Sedangkan yang berpakaian serba hijau bernama Laba-laba Hijau." Kedua tokoh sesat yang disebut Setan Madat berdiri dari duduknya. Tubuh mereka membungkuk sedikit, memberi hormat pada Panglima Ganang Laksono. Sementara sang panglima hanya mengangguk sedikit. Pelit kelihatannya untuk memberi balasan penghormatan lebih banyak.
Maklum, pejabat kerajaan rata-rata memang begitu.

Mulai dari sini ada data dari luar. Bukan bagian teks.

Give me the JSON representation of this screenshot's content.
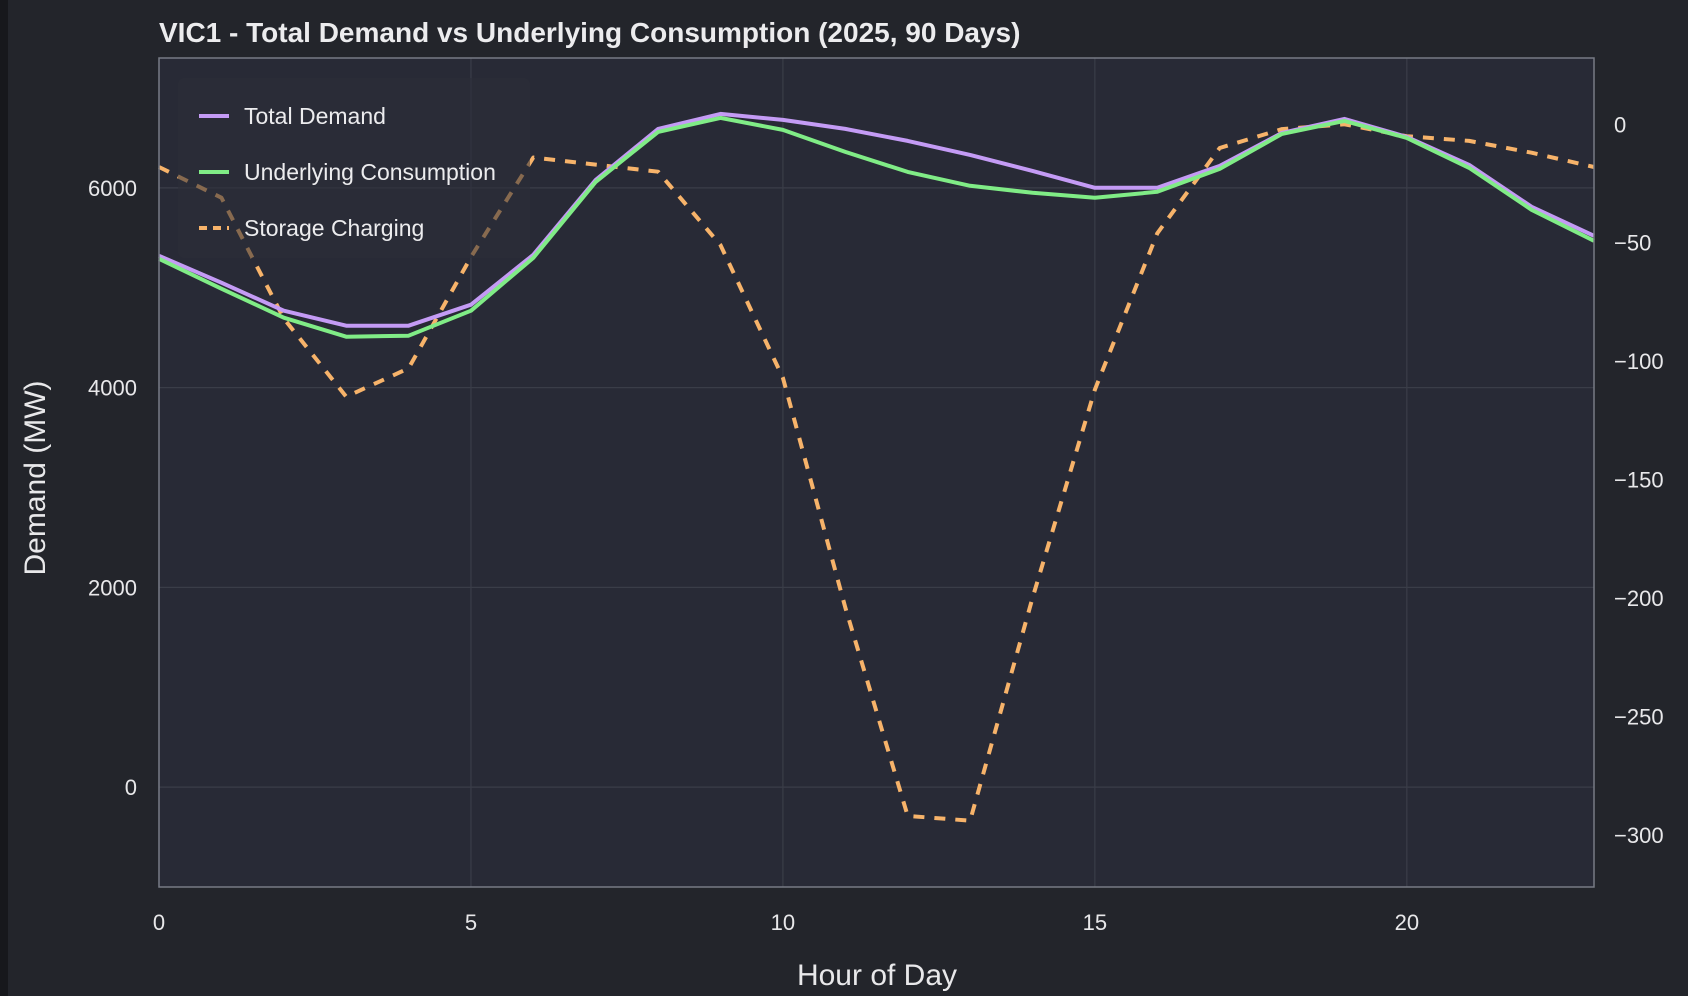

Terutama, mereka yang merasa dirinya dibutuhkan.
"Aku juga mengundang sahabatku dari Negeri Gajah Putih. Sebentar lagi dia akan muncul.
Namanya, Pratamp Shirapong. Setelah dia menyelesaikan tugasku, dia bisa kau pinjam untuk membantumu merebut takhta kerajaan. Dia ahli melempar pisau. Kau pasti tertarik dengan kepandaiannya," tambah Setan Madat.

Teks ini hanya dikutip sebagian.